The UK and the EU: the case for Out

Jon Moynihan, co-principal and chair of Ipex Capital and a board member for Vote Leave, lays out the argument to leave the EU ahead of the UK referendum at the end of this month.

Let’s review four diverse but generally acknowledged truths about the EU and our membership in it.

First: The EU is the major low-growth zone in the world – its economy is still about the same size as before the crash in 2008.

Second: The EU is the global specialist in youth unemployment – twice as high as in the average OECD country.

Third: The EU prevents innovative companies from succeeding. For example, the major successful digital companies – Google, Facebook, Instagram, Twitter, Apple, Microsoft, etc – have emerged consistently from the US, not from the EU. The EU’s response to such innovative success is to go after these US companies with allegations of anti-trust and with large multi-billion Euro fines, rather than working to encourage innovation from Europe. This is typical across industries: the innovative companies crushed, the incumbents happily lobbying Brussels to tilt the rules in their favour.

Last: Our own membership of the EU has seen multiple different industry sectors in the UK collapse and disappear, ranging from the eradication of the clinical trials industry in the UK, where we used to be a world leader; to closure of many energy-intensive companies; to the migration of the art auction business, again where we used to be a world leader; to the loss of many tens of thousands of jobs associated with our fisheries industry. This last example additionally saw the collapse in fishing stocks around our coasts.

I hope you agree that it’s important, as a UK voter, to form a view as to what these outcomes mean about the EU project; what they mean about the UK’s future in the EU.

An informed voter should reflect on the lives, particularly the young lives across the EU, not just in the UK, blighted by low growth and high unemployment; should reflect on the lack of innovation and thus the lack of job creation; on the hostility to challenger companies with breakthrough technologies, indeed, on the hostility to science itself; on the casual wrecking of industries through the imposition, by Brussels, on us, of directives, rules and laws that were the result of lobbying by large companies and governments from other countries in the EU.

If you, as I do, see these factors as important to your vote, then I would argue that you quickly see the EU has an economy that is designed to make economic stagnation almost inevitable. The EU mandates an economic system with high government spending, major disincentives against hiring young people, an anti-science and anti-innovation bias, and detailed prescriptive rules made by Eurocrats who think: “we know best”, rather than governing through laws made by democratically elected and answerable parliaments.

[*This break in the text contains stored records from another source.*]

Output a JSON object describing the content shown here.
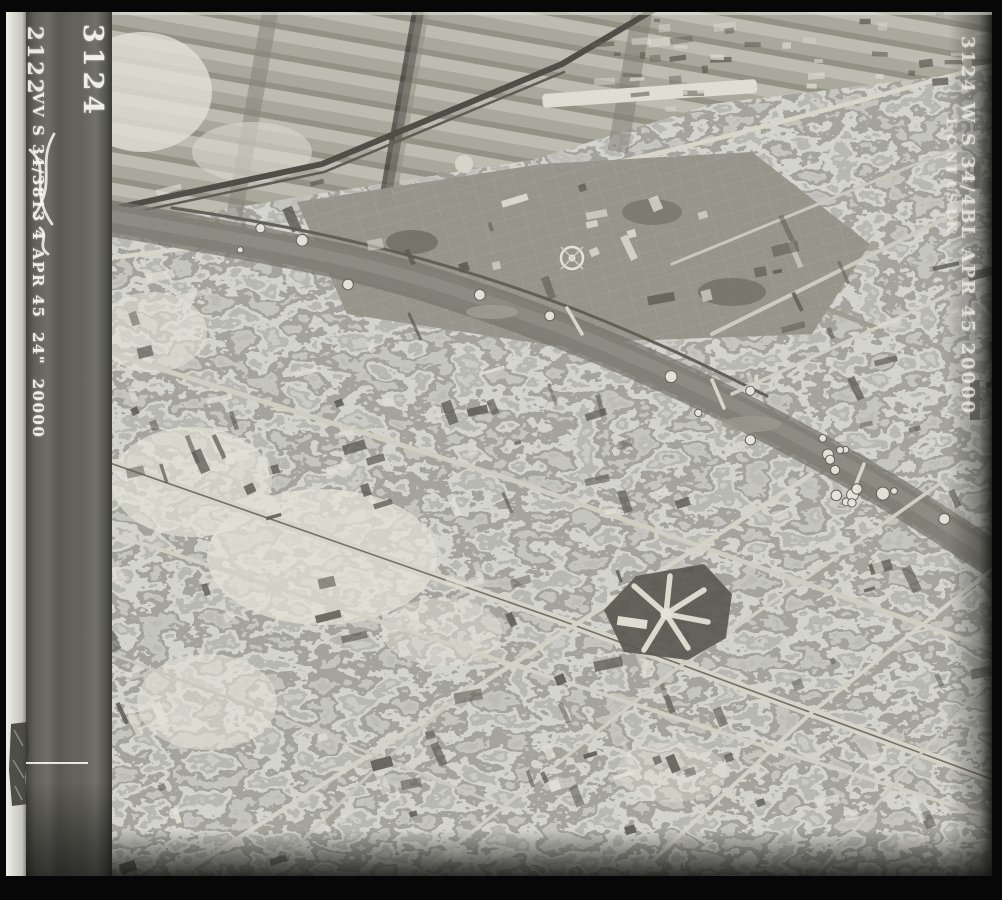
{
  "film_markings": {
    "frame_number": "3124",
    "adjacent_frame_number": "2122",
    "left_strip_data": "VV S 34/3813 4 APR 45  24\"  20000",
    "right_strip_line1": "3124 W S 34/4BL APR 45 20000",
    "right_strip_line2": "E C NT US UK"
  },
  "colors": {
    "border_black": "#070707",
    "film_band_gray": "#62625a",
    "scanner_strip_white": "#d9d9d1",
    "photo_base_gray": "#b6b6ae",
    "river_gray": "#7b7b72",
    "marking_ink": "#efefe5"
  },
  "scene": {
    "description": "Black-and-white WWII vertical aerial reconnaissance photograph of a bomb-damaged city: strip fields and a railway across the top, a meandering river with crater-pocked banks through the centre, a formal garden with circular rond-point, dense urban street grids below, and a radial prison complex right of centre."
  }
}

Remainians are operating a form of conjurer’s distraction on voters by talking exclusively and excessively about trade with the EU, as though that is what will drive success in the UK’s economy in the coming years.

Apart from the fact that little will change in the UK trade with the EU trade if it leaves – the rising surplus in trade with the EU guarantees that – trade with the EU is actually the smallest and least important part of the three pillars of our economy when compared with trade with the rest of the world and and trade within the UK itself. As a share of our overall GDP, trade with the EU is rapidly shrinking. By 2020, only 10 percent of our GDP will be from trade with the EU. Trade with the rest of the world will be 20 percent of GDP – twice as much.

If we left the EU, we would finally be allowed to negotiate our own trade deals, ones that are in our interests and allow us to sell our products and services to those non-EU countries. Even more important, if we leave the EU, we need no longer accept every EU rule on our own economy. Some rules we will keep, but the more absurd we can remove, thus liberating our own economy to grow better and faster.

The claim by Remainians that the EU is “the largest market in the world” relies, again, on a conjurer’s trick: it is only true if you include the UK! From the point of view of exports, we are only interested in the rest of the EU, which is a smaller market than the US, smaller than China, smaller even than the Commonwealth. And the EU is growing so much less than any of those markets. Its importance to us as a market become increasingly insignificant.

We need to avoid the UK being dragged further down the EU road of lower growth, higher unemployment, minimal innovation, high tariff barriers to the rest of the world.

I invite readers to ponder the four points I listed; decide for yourselves what are their causes, and come to the conclusion – I don’t think any other is possible – that to resolve them, we need to vote to leave the European Union.

Jon Moynihan is co-principal and chair of Ipex Capital and a board member for Vote Leave.